The Irish connection
The Lansdowne connection has left a number of street names that engage the curiosities of any Irish visitor. They include Fitzmaurice Square, Kerry Crescent, Lansdowne Close, Lansdowne Square, Shelburne Road and Shelburne Terrace. William Fitzmaurice (1737-1805), 2nd Earl of Shelburne, inherited the vast wealth of the Fitzmaurice and Petty families at the age of 24, before becoming Prime Minister and Marquess of Lansdowne. Other titles still in the family include Earl of Kerry and Viscount Calne. And the Lansdowne Strand Hotel, one of the town’s great coaching inns, displays the Lansdowne coat-of-arms, with the emblems of the Fitzmaurice and Petty families.

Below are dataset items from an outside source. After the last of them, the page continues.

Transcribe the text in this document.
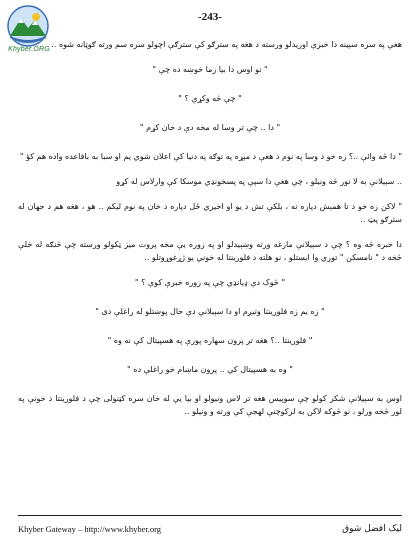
Khyber.ORG
-243-

هغې په سره سېينه دا خبرې اوريدلو ورسته د هغه په سترګو کې سترګې اچولو سره سم ورته ګوټانه شوه ..

" نو اوس دا بيا زما خوښه ده چې "

" چې څه وکړې ؟ "

" دا .. چې تر وسا له مخه دې د خان کړم "

" دا څه وائې ..؟ زه خو د وسا په نوم د هغې د مېړه په توګه په دنيا کې اعلان شوي يم او سبا به بافاعده واده هم کؤ "

.. سېيلانې به لا نور څه ونيلو ، چې هغې دا سپې په پسخونډي موسکا کې وارلاس له کړو

" لاکن زه خو د تا همېش دپاره نه ، بلکې تش د يو او اخيري ځل دپاره د خان په نوم ليکم .. هو ، هغه هم د جهان له سترګو پټ ..

دا خبره څه وه ؟ چې د سېيلانې مازغه ورته وښېيدلو او په زوره يې مخه پروت ميز ټکولو ورسته چې څنګه له خلې څخه د " نامسکن " توري وا ايستلو ، نو هلته د فلورينتا له خوني يو ژړغوړوتلو ..

" څوک دې ډيانډي چې په زوره خبرې کوې ؟ "

" زه يم زه فلورينتا وتيږم او دا سېيلانې دې حال پوښتلو له راغلې دی "

" فلورينتا ..؟ هغه تر پرون سهاره پورې په هسپيتال کې نه وه "

" وه به هسپيتال کې .. پرون ماښام خو راغلې ده "

اوس به سېيلانې شکر کولو چې سوپيس هغه تر لاس ونيولو او بيا يې له خان سره کټنولی چې د فلورينتا د خونې په لور څخه ورلو ، نو څوکه لاکن به لرکوچنې لهجې کې ورته و ونيلو ..

Khyber Gateway – http://www.khyber.org	ليک افضل شوق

The Irish links continued when the Irish pig trade between Bristol and London gave rise to the Harris bacon factory, which prospered until the 1980s.
Within just one day, the visitor to Calne can have breakfast in the nearby Georgian city of Bath, spend the afternoon visiting the world heritage sites at Stonehenge and Avebury, and see the famous white horses carved into the chalk hillsides, including the White Horse at Cherhill. Close by are Lacock Abbey, the Marlborough Downs and the Vale of Pewsey. Nearby towns and villages include Chippenham, Pewsey and Devizes, with their many listed buildings, and Marlborough, with its wide street and public school.
Towns with this sort of charm – when they are on the shores of Lake Garda – attract Irish tourists in our thousands every summer to northern Italy. Yet Calne and other towns on the edges of the Wiltshire Downs are just a short hop from Dublin: a 45-minute flight to Bristol, and an hour by train or bus through Bath and Chippenham. It is unlikely that Calne will ever become a popular destination for weekend tourists. Perhaps that’s because of the residual anti-English feelings that many Irish people still retain. Who would ever think of spending a weekend break in Calne and Wiltshire Downs? I would, but I’ll have them all to myself. I don’t know whether to be sad or happy.